FAVOR-Bench: A Comprehensive Benchmark for Fine-Grained Video Motion Understanding

Chongjun Tu, Lin Zhang, pengtao chen, Peng Ye, Xianfang Zeng, Wei Cheng, Gang Yu, Tao Chen

Advances in Neural Information Processing Systems 38 (NeurIPS 2025) Datasets and Benchmarks Track

Multimodal Large Language Models (MLLMs) have shown impressive video content understanding capabilities but struggle with fine-grained motion comprehension. To comprehensively assess the motion understanding ability of existing MLLMs, we introduce FAVOR-Bench, which comprises 1,776 videos from both ego-centric and third-person perspectives and enables assessment through both close-ended and open-ended tasks. For close-ended evaluation, we carefully design 8,184 multiple-choice question-answer pairs spanning six distinct sub-tasks.

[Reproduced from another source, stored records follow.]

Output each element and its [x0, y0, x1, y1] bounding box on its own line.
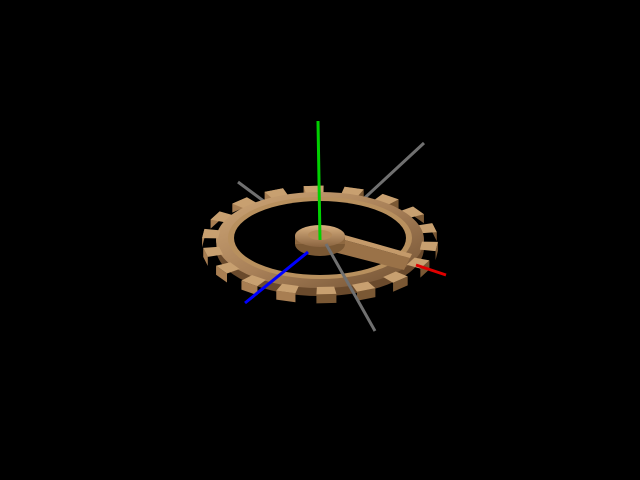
- gear-tooth-side: [203, 247, 208, 266]
- gear-tooth: [419, 241, 438, 261]
- gear-tooth-top: [203, 246, 223, 257]
- y-axis-line: [316, 120, 322, 241]
- gear-tooth-top: [232, 197, 257, 209]
- gear-tooth: [202, 228, 221, 248]
- gear-tooth-side: [393, 276, 408, 292]
- gear-tooth-top: [202, 228, 221, 239]
- gear-tooth-side: [435, 241, 438, 261]
- gear-tooth: [383, 271, 408, 292]
- gear-tooth: [276, 283, 299, 303]
- gear-tooth-top: [276, 283, 299, 294]
- gear-teeth-front: [202, 228, 438, 304]
- gear-tooth: [216, 262, 240, 283]
- gear-spoke: [326, 236, 410, 270]
- gear-tooth: [241, 275, 266, 296]
- gear-tooth-top: [419, 241, 438, 252]
- gear-tooth-top: [316, 286, 337, 295]
- gear-tooth-side: [216, 265, 228, 283]
- gear-tooth: [351, 281, 376, 301]
- gear-spoke-top: [330, 232, 412, 258]
- gear-tooth-top: [383, 271, 408, 283]
- gear-tooth-side: [276, 290, 296, 303]
- gear-tooth-top: [216, 262, 240, 274]
- gear-tooth-side: [316, 293, 337, 304]
- gear-tooth: [203, 246, 223, 266]
- gear-tooth-top: [406, 257, 430, 269]
- z-axis-line: [244, 250, 309, 305]
- gear-tooth: [232, 197, 257, 213]
- gear-tooth-top: [241, 275, 266, 287]
- helper-axis-front: [324, 243, 377, 332]
- gear-tooth-top: [351, 281, 376, 292]
- x-axis-line: [415, 263, 447, 277]
- gear-tooth-side: [356, 288, 376, 301]
- gear-tooth-side: [241, 280, 258, 296]
- gear-tooth: [316, 286, 337, 304]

For open-ended evaluation, we employ the GPT-assisted evaluation and develop a novel cost-efficient LLM-free assessment method, where the latter can enhance benchmarking interpretability and accessibility. Comprehensive experiments with21 state-of-the-art MLLMs reveal significant limitations in their ability to comprehend and describe detailed temporal dynamics in video motions. To alleviate this limitation, we further build FAVOR-Train, a dataset of 17,152 videos with fine-grained motion annotations. Finetuning Qwen2.5-VL on FAVOR-Train yields consistent improvements on motion-related tasks across TVBench, MotionBenchand our FAVOR-Bench. Our assessment results demonstrate that the proposed FAVOR-Bench and FAVOR-Train provide valuable tools for the community to develop more powerful video understanding models.